Libya central bank showdown risks spiralling into wider crisis
2024.08.30 12:00
By Angus McDowall
(Reuters) – A struggle to control the Central Bank of Libya (CBL) has already sparked a blockade of oil production and it threatens the worst crisis in years for the major energy exporter, long torn between rival eastern and western factions.
The standoff was triggered when western factions moved this month to oust veteran governor Sadiq al-Kabir and replace him with a rival board, leading eastern factions to shut down all oil production.
So tangled is the situation that while Kabir retains control of the central bank’s website, a rival board appointed by the presidency council is issuing statements on the bank’s verified Facebook (NASDAQ:) page.
Kabir, who travelled abroad as the crisis unfolded, was quoted in the Financial Times on Friday saying “militias are threatening and terrifying bank staff and are sometimes abducting their children and relatives”.
The central bank has been paralysed by the brinkmanship, leaving it unable to conduct transactions for more than a week, threatening basic economic functions, and neither side looks able to back down, making violence more likely by the day.
Any move to resolve things peacefully will be complicated by a landscape fractured into rival governing institutions with tenuous claims to legitimacy, operating with few agreed rules and backed by a shifting constellation of armed factions.
Worse still, the crisis comes at a moment when international diplomacy to resolve Libya’s underlying political standoff has stalled, with the post of U.N. envoy vacant and no sign yet of foreign powers managing to rein in the rival factions.

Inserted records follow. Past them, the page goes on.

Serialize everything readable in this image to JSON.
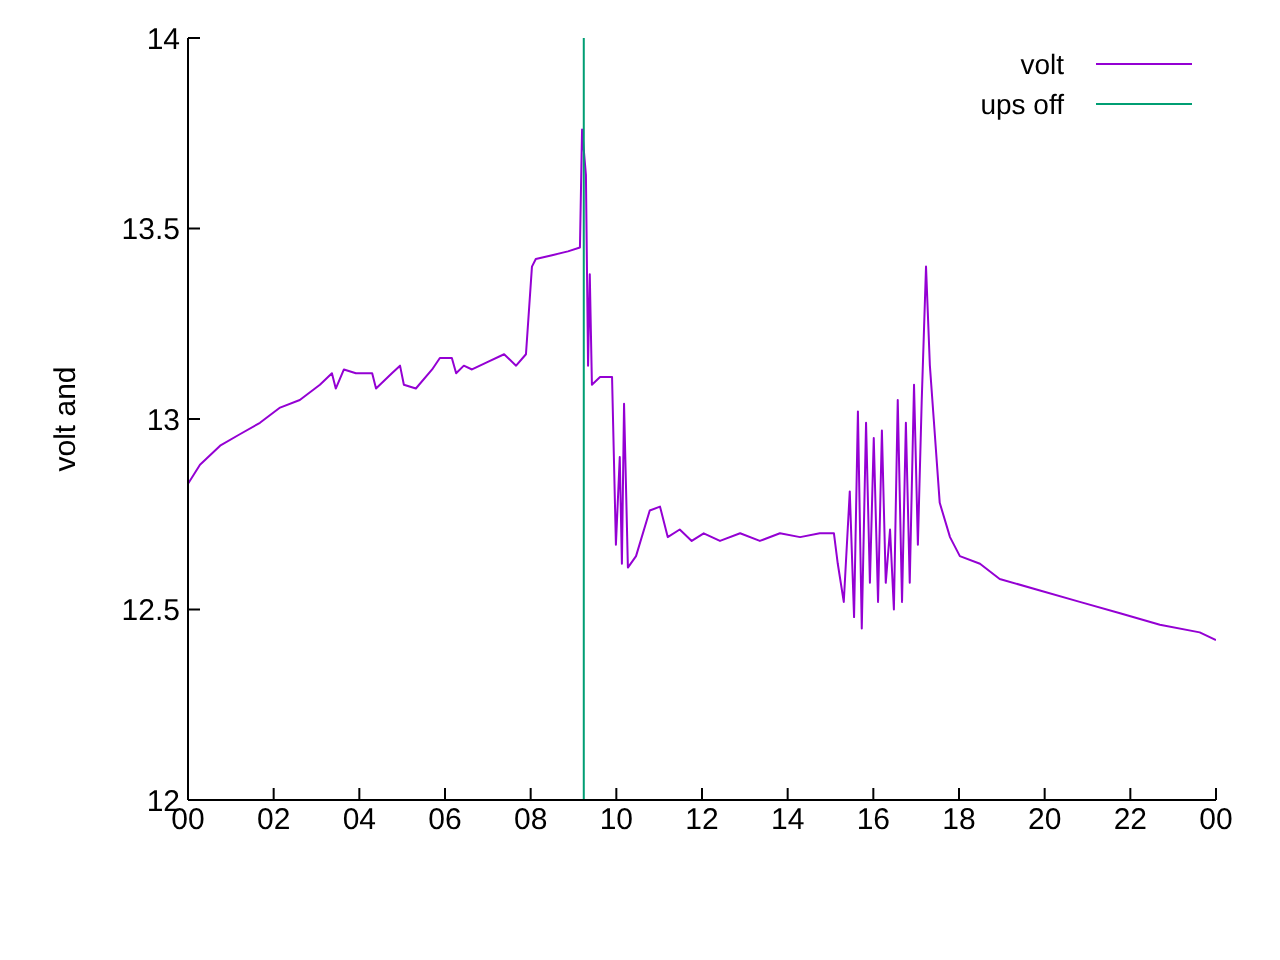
{
  "chart_data": {
    "type": "line",
    "ylabel": "volt and",
    "legend": "top right",
    "xlim": [
      0,
      24
    ],
    "ylim": [
      12,
      14
    ],
    "yticks": [
      12,
      12.5,
      13,
      13.5,
      14
    ],
    "xticks": [
      {
        "value": 0,
        "label": "00"
      },
      {
        "value": 2,
        "label": "02"
      },
      {
        "value": 4,
        "label": "04"
      },
      {
        "value": 6,
        "label": "06"
      },
      {
        "value": 8,
        "label": "08"
      },
      {
        "value": 10,
        "label": "10"
      },
      {
        "value": 12,
        "label": "12"
      },
      {
        "value": 14,
        "label": "14"
      },
      {
        "value": 16,
        "label": "16"
      },
      {
        "value": 18,
        "label": "18"
      },
      {
        "value": 20,
        "label": "20"
      },
      {
        "value": 22,
        "label": "22"
      },
      {
        "value": 24,
        "label": "00"
      }
    ],
    "series": [
      {
        "name": "volt",
        "color": "#9400d3",
        "x": [
          0,
          0.28,
          0.75,
          1.21,
          1.68,
          2.15,
          2.61,
          3.08,
          3.36,
          3.45,
          3.64,
          3.92,
          4.3,
          4.39,
          4.76,
          4.95,
          5.04,
          5.32,
          5.7,
          5.88,
          6.16,
          6.26,
          6.44,
          6.63,
          7,
          7.38,
          7.66,
          7.89,
          8.03,
          8.12,
          8.5,
          8.87,
          9.15,
          9.2,
          9.29,
          9.34,
          9.38,
          9.43,
          9.62,
          9.9,
          9.99,
          10.08,
          10.13,
          10.18,
          10.27,
          10.46,
          10.78,
          11.02,
          11.2,
          11.48,
          11.76,
          12.04,
          12.42,
          12.89,
          13.35,
          13.82,
          14.29,
          14.75,
          15.08,
          15.17,
          15.31,
          15.45,
          15.55,
          15.64,
          15.73,
          15.83,
          15.92,
          16.01,
          16.11,
          16.2,
          16.29,
          16.39,
          16.48,
          16.57,
          16.67,
          16.76,
          16.85,
          16.95,
          17.04,
          17.13,
          17.23,
          17.32,
          17.41,
          17.55,
          17.79,
          18.02,
          18.49,
          18.95,
          19.89,
          20.82,
          21.76,
          22.69,
          23.62,
          24
        ],
        "values": [
          12.83,
          12.88,
          12.93,
          12.96,
          12.99,
          13.03,
          13.05,
          13.09,
          13.12,
          13.08,
          13.13,
          13.12,
          13.12,
          13.08,
          13.12,
          13.14,
          13.09,
          13.08,
          13.13,
          13.16,
          13.16,
          13.12,
          13.14,
          13.13,
          13.15,
          13.17,
          13.14,
          13.17,
          13.4,
          13.42,
          13.43,
          13.44,
          13.45,
          13.76,
          13.64,
          13.14,
          13.38,
          13.09,
          13.11,
          13.11,
          12.67,
          12.9,
          12.62,
          13.04,
          12.61,
          12.64,
          12.76,
          12.77,
          12.69,
          12.71,
          12.68,
          12.7,
          12.68,
          12.7,
          12.68,
          12.7,
          12.69,
          12.7,
          12.7,
          12.62,
          12.52,
          12.81,
          12.48,
          13.02,
          12.45,
          12.99,
          12.57,
          12.95,
          12.52,
          12.97,
          12.57,
          12.71,
          12.5,
          13.05,
          12.52,
          12.99,
          12.57,
          13.09,
          12.67,
          13.05,
          13.4,
          13.14,
          13,
          12.78,
          12.69,
          12.64,
          12.62,
          12.58,
          12.55,
          12.52,
          12.49,
          12.46,
          12.44,
          12.42
        ]
      },
      {
        "name": "ups off",
        "color": "#009e73",
        "x": [
          9.24,
          9.24
        ],
        "values": [
          12,
          14
        ]
      }
    ]
  }
}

“The equilibrium of the last two years has gone. Actors are now trying to build new leverage. So the crisis is set to get much worse,” said Jalel Harchaoui of the Royal United Services Institute.
POWER STRUGGLE
Kabir has been Libya’s central banker since the 2011 NATO-backed uprising that plunged the country into chaos, becoming a major player among the warlords and politicians endlessly jostling for power.

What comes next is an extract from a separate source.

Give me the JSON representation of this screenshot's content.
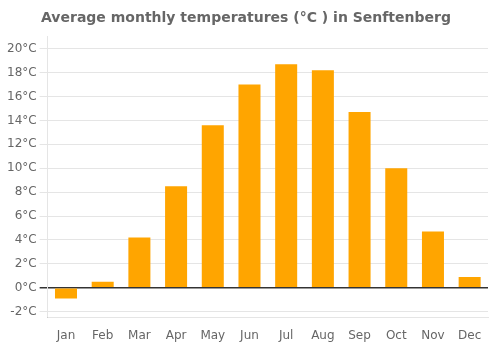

As the state crumbled between rival factions, the CBL and National Oil Corporation (NOC), the state energy producer, were held off limits, ensuring some governmental functions continued.
Libyan law, buttressed by international agreements, ruled that oil could be sold only by NOC, with revenue channelled into the CBL where it was used to fund state salaries and government bodies across the country.
This principle began to erode in 2022 when Prime Minister Abdulhamid al-Dbeibah installed a new NOC head in an apparent accommodation with eastern factions, leading to looser controls over the oil sector.
However, Dbeibah and Kabir fell out over spending and other issues, and the CBL governor was seen as moving closer to Khalifa Haftar, the military commander who controls eastern Libya.
By moving to replace Kabir, Presidency Council head Mohammed al-Menfi, backed by Dbeibah, has put control over Libya’s vast financial resources directly into play and neither side can easily back down.
“My overall view is that this is a political issue rather than a bureaucratic one. But it is extremely serious. Without consensus, the country’s strongest remaining institution could effectively be hollowed out,” said Tim Eaton (NYSE:) of Chatham House.
The announced dismissal of Kabir also appeared to run counter to the 2015 Libyan Political Agreement, the basis for the international community’s dealings with Libyan factions for nearly a decade.
Gaining international acceptance for a bank governor is crucial. Libyan oil revenue accruing to NOC is paid in dollars into its account at the Libyan Foreign Bank in New York before moving to the Tripoli government’s account with the CBL.
BLOCKADE
So far, the new board announced by Menfi appears unable to control CBL functions. At a news conference on Wednesday it appealed to Kabir to surrender codes that would allow it to make transfers.
It has urged Libyan banks to pay state salaries from their own reserves, promising to repay them when it gains full control over transactions. Kabir responded with a statement on the CBL website telling banks to ignore instructions from people “impersonating” board members.
If the struggle for control is prolonged, all state salaries, transfers between banks and letters of credit needed for imports will all become impossible, freezing up the economy and Libya’s international trade.
At two banks in eastern Libya, employees said clearing operations to banks in the west had stopped, along with processing of foreign remittances. State salary payments had stopped.
Meanwhile, the eastern side’s oil blockade will gradually starve the CBL of new funds, as well as reducing condensate available for power plants, meaning long electricity blackouts may soon return.
This all adds up to a miserable outlook for Libyans and raises the risk that armed factions could resort once again to fighting, some four years after a ceasefire ended the last major bout of warfare.